Milligan J R, Skotnicki S, Lu S J, Archer M C
Department of Medical Biophysics, University of Toronto, Ontario Cancer Institute, Canada.
IARC Sci Publ. 1991(105):329-31.
A sequencing assay was used to determine the reactivity of N-nitroso compounds that are simple methylating agents with individual nucleotides in a defined DNA sequence. The maximal difference in reactivity between guanines is about five fold. DNA in the Z, cruciform and H conformations was shown to be methylated by N-methyl-N-nitrosourea in a manner which was indistinguishable from the reactivity of B-DNA. Electronic factors rather than steric factors appear to dominate the methylation reaction.
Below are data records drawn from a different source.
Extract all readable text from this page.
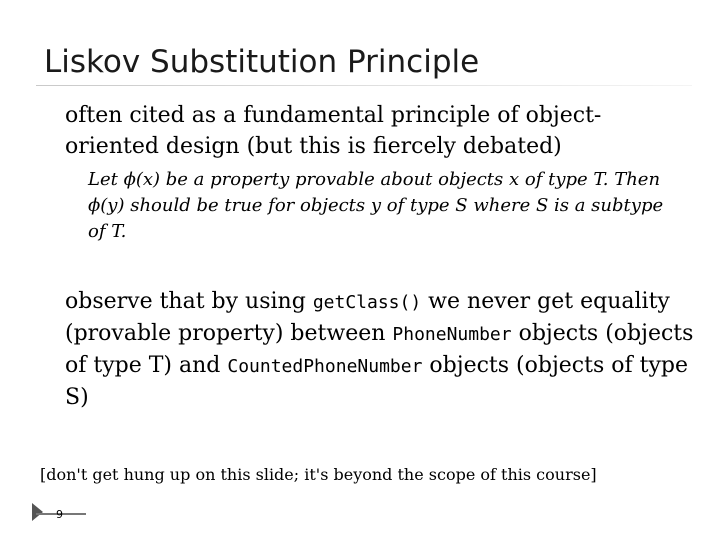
Liskov Substitution Principle
often cited as a fundamental principle of object-oriented design (but this is fiercely debated)
Let ϕ(x) be a property provable about objects x of type T. Then ϕ(y) should be true for objects y of type S where S is a subtype of T.
observe that by using getClass() we never get equality (provable property) between PhoneNumber objects (objects of type T) and CountedPhoneNumber objects (objects of type S)
[don't get hung up on this slide; it's beyond the scope of this course]
9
Transcriptionally active genes were shown to be methylated by N-nitroso compounds in vivo more extensively than untranscribed genes. The results suggest that local sequence, secondary conformation and transcriptional activity may all influence the carcinogenic potential of N-nitroso compounds.
采用测序分析方法来测定作为简单甲基化剂的N-亚硝基化合物与特定DNA序列中单个核苷酸的反应活性。鸟嘌呤之间反应活性的最大差异约为五倍。研究表明,Z型、十字形和H型构象的DNA被N-甲基-N-亚硝基脲甲基化的方式与B-DNA的反应活性无法区分。电子因素而非空间因素似乎主导了甲基化反应。体内研究显示,与未转录基因相比,转录活性基因被N-亚硝基化合物甲基化的程度更高。结果表明,局部序列、二级构象和转录活性可能都会影响N-亚硝基化合物的致癌潜力。